День прошел как в счастливом бреду. Если бред бывает счастливым… Я расстрелял весь патронташ, ничего не добыл и только мешал Александру Сергеевичу. Особенно подвел я его, когда мы подкрадывались к стае диких гусей. Они громко и тревожно гоготали, приближаясь к нам. Я знал, что нельзя высовывать голову из камыша, и все-таки высунулся… Стая взмыла и стороной, вдоль высокой серой стены камыша, умахала на другую сторону озера.

И еще я побывал в тот день на черной речке. Такое можно увидеть только на Дальнем Востоке или… во сне.

Цветастый, какого и не придумать, осенний лес. Поляну пересекает неширокая речка. Она черная, чернее не бывает. Гладь воды — как полированный эбонит, зеркально гладкая чернота. И в ней отражается удивительный мир. Золото, багрянец, изумруд листьев, серебряные перья облаков, синее небо, черные, коричневые, красные стволы деревьев так и живут в нем перевернутые, перепутанные и невесомые, как в страшной и прекрасной сказке…

С кустов свисают черные, алые, желтые неведомые ягоды. Прямо из воды тянутся на тонких стеблях вверх и уходят вглубь лиловые и белые цветы. Замерли в безветрии гордые и печальные пепельные ковыли. И всюду-всюду, вверху и внизу, посвечивают фонарики.

Все дремлет, грезит о чем-то и чего-то ждет…

Ночевали мы с учителем в доме переселенцев, новом, как гроб. Он был непонятно длинный, я тогда таких еще не видел и не знал, что они. называются бараками. Только что сколоченный из молочно-белых новых досок, он еще скипидарно пах. Обильные смоляные слезы медленно стекленели на них.

Внутри, из конца в конец, в три этажа — нары. За лоскутными крестьянскими одеялами ютятся семьи. Оттуда доносится разноголосица, детский плач, перебранка. На ближних нарах храпят здоровые, очень уставшие люди.

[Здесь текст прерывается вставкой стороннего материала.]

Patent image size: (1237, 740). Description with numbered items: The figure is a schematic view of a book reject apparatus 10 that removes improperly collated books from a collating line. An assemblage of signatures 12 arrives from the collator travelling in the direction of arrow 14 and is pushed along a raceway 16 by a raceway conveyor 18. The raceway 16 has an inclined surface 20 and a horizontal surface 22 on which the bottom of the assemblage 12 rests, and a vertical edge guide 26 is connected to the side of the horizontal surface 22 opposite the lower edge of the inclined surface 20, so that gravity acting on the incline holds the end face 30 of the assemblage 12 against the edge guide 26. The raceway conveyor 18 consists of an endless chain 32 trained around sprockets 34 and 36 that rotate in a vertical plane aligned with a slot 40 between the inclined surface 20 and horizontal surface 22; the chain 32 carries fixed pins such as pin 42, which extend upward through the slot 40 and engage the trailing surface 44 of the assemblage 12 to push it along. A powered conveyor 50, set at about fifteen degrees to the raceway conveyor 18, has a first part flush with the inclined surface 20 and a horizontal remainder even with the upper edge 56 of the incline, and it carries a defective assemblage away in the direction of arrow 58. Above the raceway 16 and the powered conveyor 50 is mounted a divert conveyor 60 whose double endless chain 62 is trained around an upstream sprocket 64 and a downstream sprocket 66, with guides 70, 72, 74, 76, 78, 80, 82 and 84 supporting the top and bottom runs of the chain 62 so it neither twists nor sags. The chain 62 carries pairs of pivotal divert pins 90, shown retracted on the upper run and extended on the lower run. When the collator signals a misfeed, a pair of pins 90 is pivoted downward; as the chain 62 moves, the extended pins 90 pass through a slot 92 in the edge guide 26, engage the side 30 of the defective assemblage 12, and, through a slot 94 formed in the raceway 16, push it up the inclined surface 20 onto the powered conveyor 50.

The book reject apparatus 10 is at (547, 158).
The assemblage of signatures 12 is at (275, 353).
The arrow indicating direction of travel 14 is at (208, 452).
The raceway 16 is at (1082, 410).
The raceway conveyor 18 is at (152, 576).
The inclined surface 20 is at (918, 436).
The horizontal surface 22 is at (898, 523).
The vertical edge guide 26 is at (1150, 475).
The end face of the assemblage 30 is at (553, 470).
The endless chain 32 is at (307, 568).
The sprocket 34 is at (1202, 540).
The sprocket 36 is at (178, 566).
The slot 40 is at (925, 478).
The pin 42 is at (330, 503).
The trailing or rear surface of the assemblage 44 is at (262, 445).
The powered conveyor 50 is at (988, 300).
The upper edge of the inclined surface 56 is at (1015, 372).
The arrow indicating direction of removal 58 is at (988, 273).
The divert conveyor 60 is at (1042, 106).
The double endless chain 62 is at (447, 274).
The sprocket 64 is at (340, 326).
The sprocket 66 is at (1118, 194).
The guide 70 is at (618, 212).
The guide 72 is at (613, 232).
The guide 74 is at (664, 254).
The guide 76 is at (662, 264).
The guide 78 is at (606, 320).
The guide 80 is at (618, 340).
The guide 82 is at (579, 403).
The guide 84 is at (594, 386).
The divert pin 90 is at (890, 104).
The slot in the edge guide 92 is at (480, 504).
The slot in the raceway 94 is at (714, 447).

В небольшом свободном от нар пространстве, в закутке возле забитого рогожей, еще не застекленного окна, — раскаленная докрасна круглая железная печурка. В отсветах неяркого пламени старик в белой холщовой рубахе до колен плетет сеть. На ногах у него новенькие аккуратные лапоточки. Белые густые волосы подвязаны ремешком, белые кустистые брови свисают на умные строгие глаза. Удивительно он был похож на стариков из русских сказок, только, правда, не на того жалкого старичишку, который все старался угодить своей старухе и вконец надоел золотой рыбке.

Сухие длинные пальцы старца проворно гоняли челнок в ячейках сети. Горбатая его тень на стене нелепо дергалась, словно большая птица с короткими крыльями хотела и не могла взлететь.

Под ширканье челнока я и заснул, успев лишь спросить старика: «А много в озере рыбы, дедушка?» На что он промолвил непонятно: «Рыбки — слава те господи! Да что ж она без хлебушка-то…»

Возвращались с охоты измученные, на тормозной площадке. Поезд чуть не всю ночь простоял на разъездах, мы промерзли с учителем до костей. Потом попросились на паровоз. Поклон тебе, паровозный машинист! Жарким пламенем полыхало в топке. Горячий железный пол дрожал и качался. Пахло водяным паром, нагретым железом, машинным маслом, угольной пылью — всем сразу. Я мгновенно сомлел, сидя на корточках в уголке.